Granulometric analyses were performed for the particle size distribution (PSD) with a Mastersizer S (Malvern Instruments Ltd., Worcestershire, UK). For granulometric analysis, suspensions were prepared in the same SBS (NaCl/KCl) used for antibacterial activity trials: 0.01 g of P25 undoped (P25-UN) or modified P25 powders were mixed with 10 mL of the SBS solution to measure the PSD under the same conditions as used for the photocatalytic activity. The suspension was placed in a plastic container with a magnetic stirrer for 5 min prior to measurements. The colloidal surface properties were also evaluated, i.e., zeta potentials for the as-prepared suspension were measured using Zetasizer Nano ZS (Malvern Instruments Ltd., Worcestershire, UK). The zeta potential surface charge was measured by dispersing the particles in water using an ultrasound bath for 15 min and adjusting the pH between pH 7 and 7.1 (HCl/NaOH 1 M). The nitrogen-specific surface area was assessed using the method of Brunauer, Emmett and Teller (the BET model) with a Gemini 2375 (Micromeritics Instrument, Norcross, GA, USA); samples were degassed under flowing nitrogen at 200 °C for 1 h.

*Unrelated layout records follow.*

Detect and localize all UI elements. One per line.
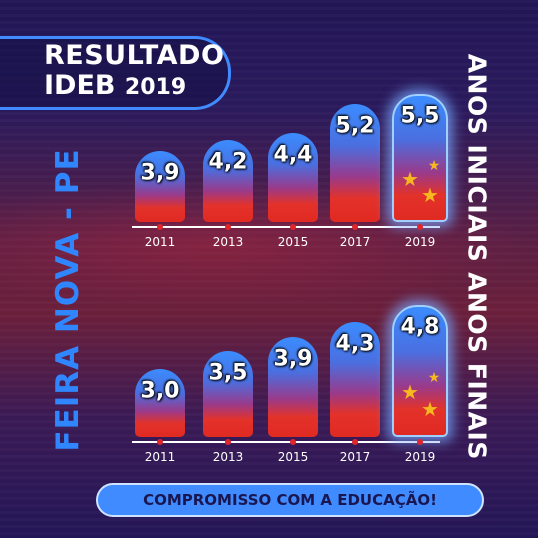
title-line2: IDEB 2019 [44, 70, 186, 101]
data-label: 4,2 [208, 149, 248, 175]
tick-label: 2015 [277, 450, 309, 464]
bar [203, 139, 253, 222]
data-label: 3,5 [208, 360, 248, 386]
data-label: 4,4 [273, 142, 313, 168]
data-label: 3,9 [140, 160, 180, 186]
star-icon: ★ [427, 157, 441, 174]
bar [135, 150, 185, 222]
data-label: 5,5 [400, 103, 440, 129]
bar [268, 132, 318, 222]
axis-marker [157, 439, 163, 445]
chart-title-anos-iniciais: ANOS INICIAIS [462, 53, 492, 263]
tick-label: 2015 [277, 235, 309, 249]
axis-marker [290, 439, 296, 445]
tick-label: 2017 [339, 235, 371, 249]
axis-marker [225, 439, 231, 445]
tick-label: 2019 [404, 235, 436, 249]
star-icon: ★ [427, 369, 441, 386]
title-line1: RESULTADO [44, 40, 225, 71]
data-label: 3,9 [273, 346, 313, 372]
data-label: 3,0 [140, 378, 180, 403]
x-axis [132, 226, 440, 228]
data-label: 4,8 [400, 314, 440, 340]
axis-marker [157, 224, 163, 230]
tick-label: 2013 [212, 235, 244, 249]
star-icon: ★ [401, 167, 419, 192]
tick-label: 2011 [144, 235, 176, 249]
axis-marker [290, 224, 296, 230]
x-axis [132, 441, 440, 443]
tick-label: 2011 [144, 450, 176, 464]
star-icon: ★ [421, 396, 439, 421]
tick-label: 2019 [404, 450, 436, 464]
chart-title-anos-finais: ANOS FINAIS [462, 272, 492, 460]
axis-marker [417, 439, 423, 445]
star-icon: ★ [401, 380, 419, 405]
data-label: 4,3 [335, 331, 375, 357]
bar [330, 104, 380, 222]
title-ideb: IDEB [44, 70, 116, 101]
title-frame [0, 36, 231, 110]
bar [135, 368, 185, 437]
place-label: FEIRA NOVA - PE [50, 148, 86, 452]
axis-marker [352, 439, 358, 445]
bar [203, 350, 253, 437]
axis-marker [352, 224, 358, 230]
title-year: 2019 [124, 75, 187, 100]
axis-marker [225, 224, 231, 230]
axis-marker [417, 224, 423, 230]
footer-banner: COMPROMISSO COM A EDUCAÇÃO! [96, 483, 484, 517]
bar [268, 336, 318, 437]
bar [330, 322, 380, 437]
data-label: 5,2 [335, 113, 375, 139]
star-icon: ★ [421, 182, 439, 207]
tick-label: 2013 [212, 450, 244, 464]
bar [392, 93, 448, 222]
tick-label: 2017 [339, 450, 371, 464]
bar [392, 304, 448, 437]
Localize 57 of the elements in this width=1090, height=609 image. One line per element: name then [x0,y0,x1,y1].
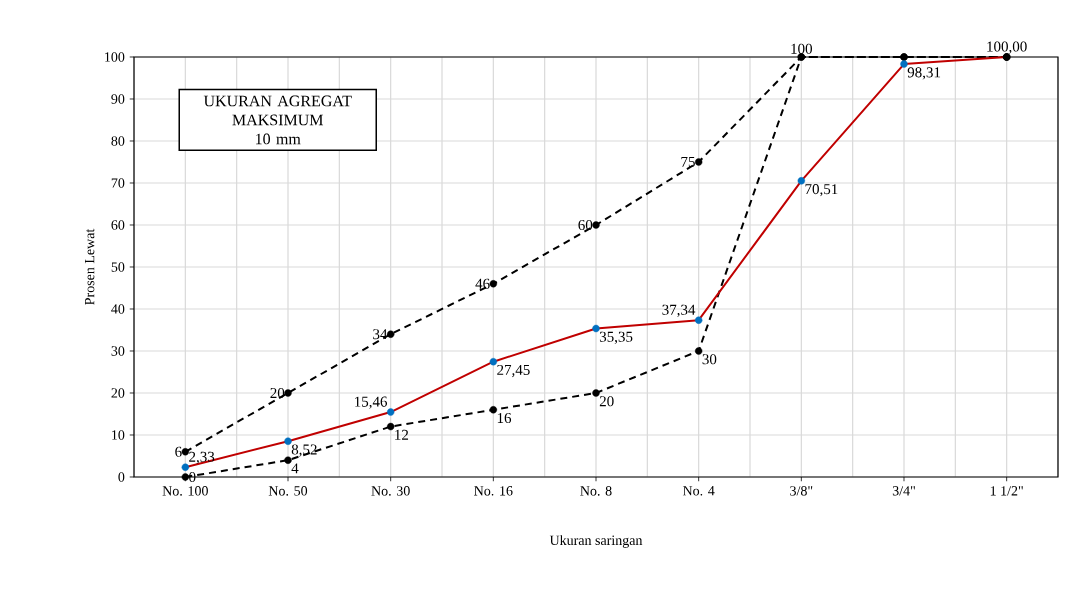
x-tick-label: No. 30 [371,486,410,496]
point [284,456,292,464]
data-label: 8,52 [291,444,317,457]
data-label: 20 [599,396,614,407]
point [386,408,395,416]
data-label: 30 [702,354,717,365]
y-tick-label: 30 [111,346,125,356]
data-label: 60 [578,219,593,231]
data-label: 6 [175,446,182,457]
point [489,406,498,414]
point [694,347,703,355]
data-label: 98,31 [907,67,941,80]
annotation: UKURAN AGREGAT MAKSIMUM [203,95,352,126]
data-label: 16 [497,412,512,424]
y-tick-label: 20 [111,388,125,398]
y-tick-label: 0 [118,472,125,482]
x-tick-label: 3/8" [790,486,813,496]
point [181,463,190,471]
data-label: 27,45 [497,364,530,378]
annotation: 10 mm [256,133,301,145]
data-label: 70,51 [805,184,838,197]
x-tick-label: No. 16 [474,486,513,496]
x-tick-label: No. 100 [162,486,208,496]
data-label: 4 [291,463,299,474]
data-label: 100 [791,43,813,54]
x-axis-title: Ukuran saringan [549,535,643,548]
point [900,60,908,68]
y-tick-label: 70 [111,178,125,188]
x-tick-label: No. 50 [268,486,308,496]
data-label: 0 [189,471,196,483]
point [592,389,600,397]
x-tick-label: No. 8 [580,486,612,496]
x-tick-label: 1 1/2" [990,486,1023,496]
data-label: 12 [395,429,409,440]
point [284,437,292,445]
data-label: 37,34 [662,304,696,317]
data-label: 100,00 [987,41,1027,54]
data-label: 46 [475,278,490,289]
point [797,177,806,185]
data-label: 15,46 [355,396,388,409]
y-tick-label: 40 [111,304,125,314]
point [592,324,600,333]
data-label: 35,35 [599,331,633,344]
x-tick-label: No. 4 [682,486,715,496]
y-tick-label: 60 [111,220,125,230]
y-tick-label: 50 [111,262,125,272]
x-tick-label: 3/4" [892,486,915,496]
point [386,422,395,431]
point [489,358,498,366]
y-axis-title: Prosen Lewat [85,228,95,305]
y-tick-label: 100 [105,52,125,62]
y-tick-label: 10 [112,430,125,440]
data-label: 2,33 [189,451,215,464]
y-tick-label: 80 [111,136,125,146]
y-tick-label: 90 [111,94,125,104]
data-label: 34 [373,329,388,340]
point [694,316,703,324]
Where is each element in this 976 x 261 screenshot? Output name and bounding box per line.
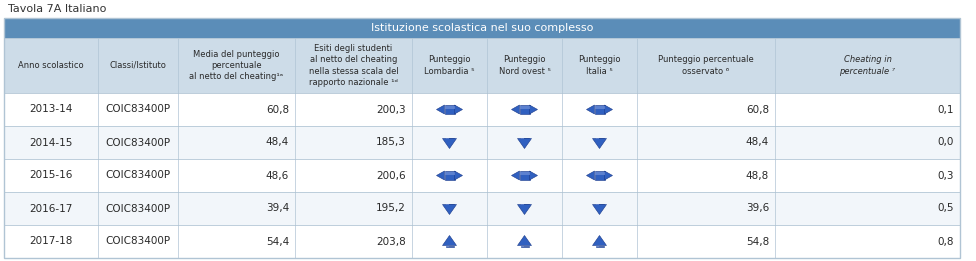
Polygon shape <box>444 171 455 180</box>
Polygon shape <box>594 171 604 180</box>
Polygon shape <box>444 105 455 114</box>
Polygon shape <box>595 138 603 139</box>
Polygon shape <box>511 171 519 180</box>
Polygon shape <box>519 105 530 114</box>
Polygon shape <box>455 105 463 114</box>
Text: 0,0: 0,0 <box>938 138 954 147</box>
Polygon shape <box>520 138 528 139</box>
Text: 39,4: 39,4 <box>265 204 289 213</box>
Text: Media del punteggio
percentuale
al netto del cheating¹ᵃ: Media del punteggio percentuale al netto… <box>189 50 284 81</box>
Text: 2013-14: 2013-14 <box>29 104 72 115</box>
Polygon shape <box>519 171 530 180</box>
Text: 195,2: 195,2 <box>376 204 406 213</box>
Text: 0,3: 0,3 <box>938 170 954 181</box>
Polygon shape <box>445 204 454 205</box>
Polygon shape <box>604 105 613 114</box>
Polygon shape <box>594 172 604 175</box>
Polygon shape <box>517 235 532 246</box>
Text: Tavola 7A Italiano: Tavola 7A Italiano <box>8 4 106 14</box>
Text: 48,8: 48,8 <box>746 170 769 181</box>
Bar <box>4 126 960 159</box>
Polygon shape <box>530 105 538 114</box>
Polygon shape <box>595 138 599 139</box>
Text: Esiti degli studenti
al netto del cheating
nella stessa scala del
rapporto nazio: Esiti degli studenti al netto del cheati… <box>308 44 398 87</box>
Polygon shape <box>442 139 457 149</box>
Bar <box>4 225 960 258</box>
Text: 39,6: 39,6 <box>746 204 769 213</box>
Polygon shape <box>604 171 613 180</box>
Polygon shape <box>436 171 444 180</box>
Bar <box>4 0 960 18</box>
Text: Istituzione scolastica nel suo complesso: Istituzione scolastica nel suo complesso <box>371 23 593 33</box>
Polygon shape <box>519 106 530 109</box>
Polygon shape <box>594 106 604 109</box>
Text: 60,8: 60,8 <box>265 104 289 115</box>
Polygon shape <box>592 235 606 246</box>
Polygon shape <box>517 139 532 149</box>
Text: 2014-15: 2014-15 <box>29 138 72 147</box>
Text: 203,8: 203,8 <box>377 236 406 246</box>
Text: 48,4: 48,4 <box>265 138 289 147</box>
Text: 200,3: 200,3 <box>377 104 406 115</box>
Text: 54,8: 54,8 <box>746 236 769 246</box>
Polygon shape <box>444 172 455 175</box>
Polygon shape <box>530 171 538 180</box>
Polygon shape <box>445 138 454 139</box>
Text: Punteggio
Nord ovest ⁵: Punteggio Nord ovest ⁵ <box>499 55 550 75</box>
Text: 60,8: 60,8 <box>746 104 769 115</box>
Text: Anno scolastico: Anno scolastico <box>19 61 84 70</box>
Polygon shape <box>442 235 457 246</box>
Polygon shape <box>587 171 594 180</box>
Polygon shape <box>519 172 530 175</box>
Text: COIC83400P: COIC83400P <box>105 204 171 213</box>
Text: 200,6: 200,6 <box>377 170 406 181</box>
Polygon shape <box>444 106 455 109</box>
Text: Cheating in
percentuale ⁷: Cheating in percentuale ⁷ <box>839 55 896 75</box>
Polygon shape <box>592 139 606 149</box>
Polygon shape <box>520 138 524 139</box>
Text: 0,1: 0,1 <box>938 104 954 115</box>
Text: 2017-18: 2017-18 <box>29 236 72 246</box>
Text: COIC83400P: COIC83400P <box>105 236 171 246</box>
Bar <box>4 18 960 38</box>
Polygon shape <box>520 204 524 205</box>
Text: 185,3: 185,3 <box>376 138 406 147</box>
Text: 2015-16: 2015-16 <box>29 170 72 181</box>
Text: 54,4: 54,4 <box>265 236 289 246</box>
Polygon shape <box>511 105 519 114</box>
Text: 2016-17: 2016-17 <box>29 204 72 213</box>
Text: COIC83400P: COIC83400P <box>105 138 171 147</box>
Text: Punteggio
Lombardia ⁵: Punteggio Lombardia ⁵ <box>425 55 474 75</box>
Text: 48,6: 48,6 <box>265 170 289 181</box>
Text: COIC83400P: COIC83400P <box>105 104 171 115</box>
Polygon shape <box>594 105 604 114</box>
Polygon shape <box>455 171 463 180</box>
Text: 0,8: 0,8 <box>938 236 954 246</box>
Polygon shape <box>520 204 528 205</box>
Bar <box>4 38 960 93</box>
Text: 48,4: 48,4 <box>746 138 769 147</box>
Text: Punteggio
Italia ⁵: Punteggio Italia ⁵ <box>578 55 621 75</box>
Polygon shape <box>445 138 449 139</box>
Polygon shape <box>445 204 449 205</box>
Text: 0,5: 0,5 <box>938 204 954 213</box>
Text: COIC83400P: COIC83400P <box>105 170 171 181</box>
Text: Classi/Istituto: Classi/Istituto <box>109 61 167 70</box>
Bar <box>4 93 960 126</box>
Polygon shape <box>436 105 444 114</box>
Bar <box>4 159 960 192</box>
Polygon shape <box>595 204 603 205</box>
Polygon shape <box>595 204 599 205</box>
Text: Punteggio percentuale
osservato ⁶: Punteggio percentuale osservato ⁶ <box>658 55 753 75</box>
Polygon shape <box>517 205 532 215</box>
Polygon shape <box>592 205 606 215</box>
Polygon shape <box>442 205 457 215</box>
Polygon shape <box>587 105 594 114</box>
Bar <box>4 192 960 225</box>
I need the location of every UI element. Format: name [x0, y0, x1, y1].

Solid state properties were determined by X-ray diffractometry (XRD; Philips X Pert, Eindhoven, The Netherlands), thermogravimetric analysis (TGA; TGA/SDTA851e, Mettler Toledo, Columbus, OH, USA), reflectance spectroscopy (Varian Cary 1E spectrometer), X-ray photoelectron spectroscopy (XPS; Axis Ultra, Kratos Analytical, Manchester, UK), Fourier transform infrared spectroscopy (FTIR; Spectrum 100 Optica, Perkin Elmer, Bucks, UK), Raman spectroscopy (LabRAM HR, Horiba, Kyoto, Japan). Scanning Electron microscopy (SEM) images were obtained with a SEM Merlin microscope (Carl Zeiss, Jena, Germany).

5. Conclusions

In summary, we have successfully prepared nitrogen-doped, fluorinated, and fluorinated and N-doped (F&N) P25 nanoparticles by a scalable wet milling process in the presence of a doping agent (Gly and PTFE) followed by a heat treatment. XRD and Raman spectroscopy confirmed that all of the samples are nanocrystalline TiO2 composed of a mixture of anatase and rutile phases. An increase in the heat treatment temperature from 500 °C to 600 °C for fluorinated samples induced a phase transition with a significant change in anatase to rutile proportions. Heavily agglomerated particles were observed in the saline buffer solution medium, used in the bacterial inactivation evaluation tests. Granulometric analyses and SEM images confirmed a partial sintering after a heat treatment at 600 °C. XPS analysis indicated that N-doping atoms are mainly located in the interstitial position, whereas F-doping atoms are related to a surface fluorination and highlighted the coexistence of a Ti3+/Ti4+ redox couple. Moreover, FTIR spectroscopy showed higher surface adsorbed hydroxyl groups, which are necessary for photocatalysis applications. All of the doped P25 powders showed effective photocatalytic activity against E. coli leading to bacterial inactivation under simulated light. The characterization data seem to indicate that the inactivation process is neither size nor composition-dependent in this case. Among all of the doped samples, results revealed that P25-fluorinated and N-doped nanopowder is the most efficient with a synergistic effect of both N and F non-metal atoms.